Opposite for me, and I'm a Spanish national. If I speak English, I pass for a yank wherever I go. But even though my writing in Spanish is decent, my colloquial Spanish has always been slightly weird to most people as I generally think up statements in English first.
 
  • #12
dipole said:
My life would be vastly different without spell-check.
Lol... my life became vastly different with spell-check.

http://www.jir.com/pullet.html



OCR... :biggrin:
 
  • #13
morrobay said:
Null hypothesis, Ho Those with science backgrounds can spell as well as those with non-science backgrounds, at the same formal education level. Only looking for opinions not a p-value.

Actually the Null hypothesis is a challenge - to try and show that the Ho
statement is wrong, to overturn it. By testing it statistically in order answer an underlying
question: In the above Ho you want to show that science majors are poor
spellers compared to non- science majors. Because maybe and in my opinion good spelling is not a priority for them.
 

1. Why are those with science backgrounds typically good spellers?

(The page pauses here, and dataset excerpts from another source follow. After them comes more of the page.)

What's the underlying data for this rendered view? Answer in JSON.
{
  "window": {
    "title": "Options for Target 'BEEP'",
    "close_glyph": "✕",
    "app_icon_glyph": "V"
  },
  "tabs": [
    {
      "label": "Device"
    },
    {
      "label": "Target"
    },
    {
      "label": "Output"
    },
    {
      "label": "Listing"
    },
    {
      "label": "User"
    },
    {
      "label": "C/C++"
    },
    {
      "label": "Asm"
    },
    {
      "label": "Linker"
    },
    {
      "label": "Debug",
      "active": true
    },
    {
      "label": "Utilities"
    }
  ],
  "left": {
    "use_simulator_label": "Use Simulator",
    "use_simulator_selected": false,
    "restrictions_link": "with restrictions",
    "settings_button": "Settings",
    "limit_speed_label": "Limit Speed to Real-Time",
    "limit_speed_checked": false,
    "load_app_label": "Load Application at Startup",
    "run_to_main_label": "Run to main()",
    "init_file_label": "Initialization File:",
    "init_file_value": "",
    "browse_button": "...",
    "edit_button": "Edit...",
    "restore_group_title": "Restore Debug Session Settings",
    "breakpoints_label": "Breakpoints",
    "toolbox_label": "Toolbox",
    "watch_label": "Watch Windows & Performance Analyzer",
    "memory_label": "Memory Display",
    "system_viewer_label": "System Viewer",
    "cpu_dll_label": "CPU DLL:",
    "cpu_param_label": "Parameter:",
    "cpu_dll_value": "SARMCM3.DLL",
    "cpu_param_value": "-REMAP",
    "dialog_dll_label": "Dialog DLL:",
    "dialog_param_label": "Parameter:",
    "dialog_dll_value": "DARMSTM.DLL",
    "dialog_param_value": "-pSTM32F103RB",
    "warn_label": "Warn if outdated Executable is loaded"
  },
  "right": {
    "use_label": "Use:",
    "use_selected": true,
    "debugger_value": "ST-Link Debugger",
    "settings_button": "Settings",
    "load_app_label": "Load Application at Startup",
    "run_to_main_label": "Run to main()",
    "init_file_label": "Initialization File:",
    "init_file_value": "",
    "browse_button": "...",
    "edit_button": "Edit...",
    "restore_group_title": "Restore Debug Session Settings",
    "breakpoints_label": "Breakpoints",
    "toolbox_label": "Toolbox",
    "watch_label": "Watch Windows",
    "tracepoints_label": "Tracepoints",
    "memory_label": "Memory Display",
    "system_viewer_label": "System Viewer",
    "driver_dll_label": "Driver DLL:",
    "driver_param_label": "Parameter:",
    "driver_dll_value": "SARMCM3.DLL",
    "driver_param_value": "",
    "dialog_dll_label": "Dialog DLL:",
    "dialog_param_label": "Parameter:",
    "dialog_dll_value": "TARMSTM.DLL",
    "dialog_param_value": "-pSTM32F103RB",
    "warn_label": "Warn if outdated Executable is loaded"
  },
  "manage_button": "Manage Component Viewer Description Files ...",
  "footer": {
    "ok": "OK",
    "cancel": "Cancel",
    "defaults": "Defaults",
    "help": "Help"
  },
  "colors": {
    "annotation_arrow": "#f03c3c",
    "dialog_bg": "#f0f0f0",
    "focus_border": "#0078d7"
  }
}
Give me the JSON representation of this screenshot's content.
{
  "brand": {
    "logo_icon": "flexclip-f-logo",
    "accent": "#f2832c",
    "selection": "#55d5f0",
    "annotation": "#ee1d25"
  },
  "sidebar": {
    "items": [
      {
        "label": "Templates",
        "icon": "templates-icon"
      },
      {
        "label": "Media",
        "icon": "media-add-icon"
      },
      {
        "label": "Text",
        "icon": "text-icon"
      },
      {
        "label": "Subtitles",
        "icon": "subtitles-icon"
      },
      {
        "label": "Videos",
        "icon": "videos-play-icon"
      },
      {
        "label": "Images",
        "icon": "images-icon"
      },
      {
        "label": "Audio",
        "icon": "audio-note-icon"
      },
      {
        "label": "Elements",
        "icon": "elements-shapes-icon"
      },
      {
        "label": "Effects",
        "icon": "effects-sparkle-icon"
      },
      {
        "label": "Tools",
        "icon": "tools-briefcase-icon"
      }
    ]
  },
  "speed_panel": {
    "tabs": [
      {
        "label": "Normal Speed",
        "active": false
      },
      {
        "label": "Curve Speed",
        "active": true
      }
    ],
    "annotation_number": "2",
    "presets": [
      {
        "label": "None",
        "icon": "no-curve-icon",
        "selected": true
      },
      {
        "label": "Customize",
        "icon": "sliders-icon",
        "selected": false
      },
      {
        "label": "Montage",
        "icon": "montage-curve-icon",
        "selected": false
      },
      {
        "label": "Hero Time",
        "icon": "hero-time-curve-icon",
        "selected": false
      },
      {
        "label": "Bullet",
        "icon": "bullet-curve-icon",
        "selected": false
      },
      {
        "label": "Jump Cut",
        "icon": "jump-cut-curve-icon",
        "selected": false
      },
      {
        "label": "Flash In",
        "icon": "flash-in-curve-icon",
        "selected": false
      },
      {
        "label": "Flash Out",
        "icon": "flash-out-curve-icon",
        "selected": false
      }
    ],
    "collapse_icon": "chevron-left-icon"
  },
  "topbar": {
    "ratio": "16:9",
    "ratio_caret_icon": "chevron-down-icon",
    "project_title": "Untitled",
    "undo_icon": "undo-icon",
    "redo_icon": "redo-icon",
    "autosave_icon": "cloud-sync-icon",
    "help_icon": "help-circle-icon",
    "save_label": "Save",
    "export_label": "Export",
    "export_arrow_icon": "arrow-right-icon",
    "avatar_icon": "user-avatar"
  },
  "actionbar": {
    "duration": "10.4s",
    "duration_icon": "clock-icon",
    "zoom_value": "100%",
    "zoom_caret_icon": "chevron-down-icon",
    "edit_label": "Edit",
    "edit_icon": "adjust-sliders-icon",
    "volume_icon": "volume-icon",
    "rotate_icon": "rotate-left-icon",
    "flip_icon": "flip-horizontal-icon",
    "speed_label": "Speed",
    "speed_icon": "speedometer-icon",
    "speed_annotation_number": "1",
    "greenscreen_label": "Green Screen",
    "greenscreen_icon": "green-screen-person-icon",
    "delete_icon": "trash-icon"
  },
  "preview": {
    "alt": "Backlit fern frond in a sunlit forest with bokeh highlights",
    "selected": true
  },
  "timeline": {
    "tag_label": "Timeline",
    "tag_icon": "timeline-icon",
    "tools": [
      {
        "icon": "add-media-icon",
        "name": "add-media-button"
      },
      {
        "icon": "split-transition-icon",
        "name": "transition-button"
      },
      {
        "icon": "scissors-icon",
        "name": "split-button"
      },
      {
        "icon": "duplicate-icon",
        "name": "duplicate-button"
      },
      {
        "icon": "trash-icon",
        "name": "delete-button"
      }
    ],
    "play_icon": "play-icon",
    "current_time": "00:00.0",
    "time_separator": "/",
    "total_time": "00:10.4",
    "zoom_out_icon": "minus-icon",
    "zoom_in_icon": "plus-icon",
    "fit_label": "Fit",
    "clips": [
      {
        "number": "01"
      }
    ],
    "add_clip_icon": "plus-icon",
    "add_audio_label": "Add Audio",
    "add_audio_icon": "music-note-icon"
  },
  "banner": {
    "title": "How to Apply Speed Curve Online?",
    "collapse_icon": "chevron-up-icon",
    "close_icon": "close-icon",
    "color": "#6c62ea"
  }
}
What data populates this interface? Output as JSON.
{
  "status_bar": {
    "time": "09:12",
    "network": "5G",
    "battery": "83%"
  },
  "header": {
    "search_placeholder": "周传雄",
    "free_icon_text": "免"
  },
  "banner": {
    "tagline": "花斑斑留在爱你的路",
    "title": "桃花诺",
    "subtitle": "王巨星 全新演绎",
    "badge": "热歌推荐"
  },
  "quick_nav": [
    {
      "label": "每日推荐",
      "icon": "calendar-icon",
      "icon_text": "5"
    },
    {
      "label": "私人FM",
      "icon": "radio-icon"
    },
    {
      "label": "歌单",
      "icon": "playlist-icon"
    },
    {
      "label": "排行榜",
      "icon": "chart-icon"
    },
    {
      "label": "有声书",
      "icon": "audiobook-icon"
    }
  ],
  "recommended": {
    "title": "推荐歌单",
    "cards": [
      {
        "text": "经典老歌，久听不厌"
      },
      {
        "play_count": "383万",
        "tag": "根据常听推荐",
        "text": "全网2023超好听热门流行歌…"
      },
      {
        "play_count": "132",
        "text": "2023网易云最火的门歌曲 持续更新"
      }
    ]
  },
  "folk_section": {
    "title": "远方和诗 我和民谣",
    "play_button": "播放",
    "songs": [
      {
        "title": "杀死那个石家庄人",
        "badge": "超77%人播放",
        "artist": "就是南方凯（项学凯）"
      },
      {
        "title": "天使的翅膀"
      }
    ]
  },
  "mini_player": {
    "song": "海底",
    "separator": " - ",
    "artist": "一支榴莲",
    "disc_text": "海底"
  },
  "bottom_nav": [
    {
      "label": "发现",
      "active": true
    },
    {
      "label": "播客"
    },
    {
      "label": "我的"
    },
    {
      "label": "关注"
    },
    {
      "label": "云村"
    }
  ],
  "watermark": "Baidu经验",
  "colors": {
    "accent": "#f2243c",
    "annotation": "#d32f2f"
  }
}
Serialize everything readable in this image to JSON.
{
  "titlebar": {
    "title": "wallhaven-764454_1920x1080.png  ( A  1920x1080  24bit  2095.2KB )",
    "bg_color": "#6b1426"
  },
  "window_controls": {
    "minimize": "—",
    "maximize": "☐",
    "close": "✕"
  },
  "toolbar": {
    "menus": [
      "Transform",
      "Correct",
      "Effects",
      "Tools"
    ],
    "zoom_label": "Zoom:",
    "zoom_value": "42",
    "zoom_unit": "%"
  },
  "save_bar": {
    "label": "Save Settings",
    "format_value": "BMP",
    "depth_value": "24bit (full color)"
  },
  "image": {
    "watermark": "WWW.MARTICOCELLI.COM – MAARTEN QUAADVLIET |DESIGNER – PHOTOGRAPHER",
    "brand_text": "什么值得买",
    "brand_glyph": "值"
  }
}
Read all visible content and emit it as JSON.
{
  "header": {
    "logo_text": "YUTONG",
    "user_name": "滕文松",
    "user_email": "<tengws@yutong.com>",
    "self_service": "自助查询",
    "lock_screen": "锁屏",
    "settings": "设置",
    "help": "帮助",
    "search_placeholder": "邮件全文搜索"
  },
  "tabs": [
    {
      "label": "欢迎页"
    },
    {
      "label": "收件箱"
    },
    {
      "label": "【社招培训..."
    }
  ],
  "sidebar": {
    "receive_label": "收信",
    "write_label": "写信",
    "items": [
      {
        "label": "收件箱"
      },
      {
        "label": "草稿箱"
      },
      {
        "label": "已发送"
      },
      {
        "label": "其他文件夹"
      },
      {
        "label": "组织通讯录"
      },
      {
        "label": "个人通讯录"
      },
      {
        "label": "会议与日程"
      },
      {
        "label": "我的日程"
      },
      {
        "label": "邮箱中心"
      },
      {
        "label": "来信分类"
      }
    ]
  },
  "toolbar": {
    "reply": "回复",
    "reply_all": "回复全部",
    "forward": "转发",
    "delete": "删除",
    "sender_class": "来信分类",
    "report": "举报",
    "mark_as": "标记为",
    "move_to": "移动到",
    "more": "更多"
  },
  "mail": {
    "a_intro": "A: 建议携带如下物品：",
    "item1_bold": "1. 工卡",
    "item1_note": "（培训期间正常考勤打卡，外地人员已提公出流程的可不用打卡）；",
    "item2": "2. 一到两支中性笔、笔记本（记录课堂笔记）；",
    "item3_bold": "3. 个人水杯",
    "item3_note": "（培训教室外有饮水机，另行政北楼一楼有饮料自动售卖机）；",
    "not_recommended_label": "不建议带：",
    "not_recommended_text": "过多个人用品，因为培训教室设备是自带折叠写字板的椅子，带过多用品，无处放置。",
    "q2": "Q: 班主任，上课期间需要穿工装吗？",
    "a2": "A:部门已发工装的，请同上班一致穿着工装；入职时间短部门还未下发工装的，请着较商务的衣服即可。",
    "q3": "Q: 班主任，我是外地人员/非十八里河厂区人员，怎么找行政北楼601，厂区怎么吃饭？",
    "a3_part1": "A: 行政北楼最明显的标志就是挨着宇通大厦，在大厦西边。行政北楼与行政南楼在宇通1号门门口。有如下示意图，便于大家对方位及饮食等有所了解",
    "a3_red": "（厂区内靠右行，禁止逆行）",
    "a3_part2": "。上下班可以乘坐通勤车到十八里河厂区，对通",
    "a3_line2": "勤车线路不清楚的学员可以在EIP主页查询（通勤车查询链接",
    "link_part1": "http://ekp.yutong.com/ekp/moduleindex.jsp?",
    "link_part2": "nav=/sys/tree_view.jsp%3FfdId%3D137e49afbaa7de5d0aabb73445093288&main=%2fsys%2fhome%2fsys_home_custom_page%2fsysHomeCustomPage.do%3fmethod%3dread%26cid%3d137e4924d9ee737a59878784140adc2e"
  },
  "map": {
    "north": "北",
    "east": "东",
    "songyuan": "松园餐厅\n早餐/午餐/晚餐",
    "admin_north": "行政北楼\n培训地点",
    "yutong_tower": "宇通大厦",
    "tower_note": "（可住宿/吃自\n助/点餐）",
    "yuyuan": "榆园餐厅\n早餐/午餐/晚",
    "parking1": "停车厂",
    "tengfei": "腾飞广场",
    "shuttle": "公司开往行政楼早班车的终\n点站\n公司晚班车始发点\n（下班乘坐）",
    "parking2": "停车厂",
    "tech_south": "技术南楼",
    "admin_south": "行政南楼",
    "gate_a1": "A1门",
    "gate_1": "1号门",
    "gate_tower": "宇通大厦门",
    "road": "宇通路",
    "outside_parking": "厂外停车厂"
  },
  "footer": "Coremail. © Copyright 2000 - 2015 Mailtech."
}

Individuals with science backgrounds have been exposed to complex scientific terminology and have developed a strong understanding of the rules and patterns of language. Additionally, scientific fields require precise and accurate communication, leading to a greater emphasis on spelling and grammar.

2. Can a person with a non-science background become a good speller?

Yes, anyone can become a good speller with practice and dedication. While a science background may provide an advantage, it is not the sole determining factor for spelling ability.

3. Are there any specific scientific fields that contribute to better spelling skills?

Research has shown that individuals in fields such as biology, chemistry, and physics tend to have strong spelling skills due to the technical and precise nature of these disciplines.

4. How can having good spelling skills benefit a person with a science background?

Having good spelling skills can enhance written communication, allowing scientists to effectively convey complex ideas and data. It can also improve credibility and professionalism in the scientific community.

5. Is there a correlation between intelligence and good spelling skills in individuals with science backgrounds?

While spelling skills may be an indicator of intelligence, there is no direct correlation between the two. Many factors, such as education, practice, and exposure to language, can also contribute to spelling ability in individuals with science backgrounds.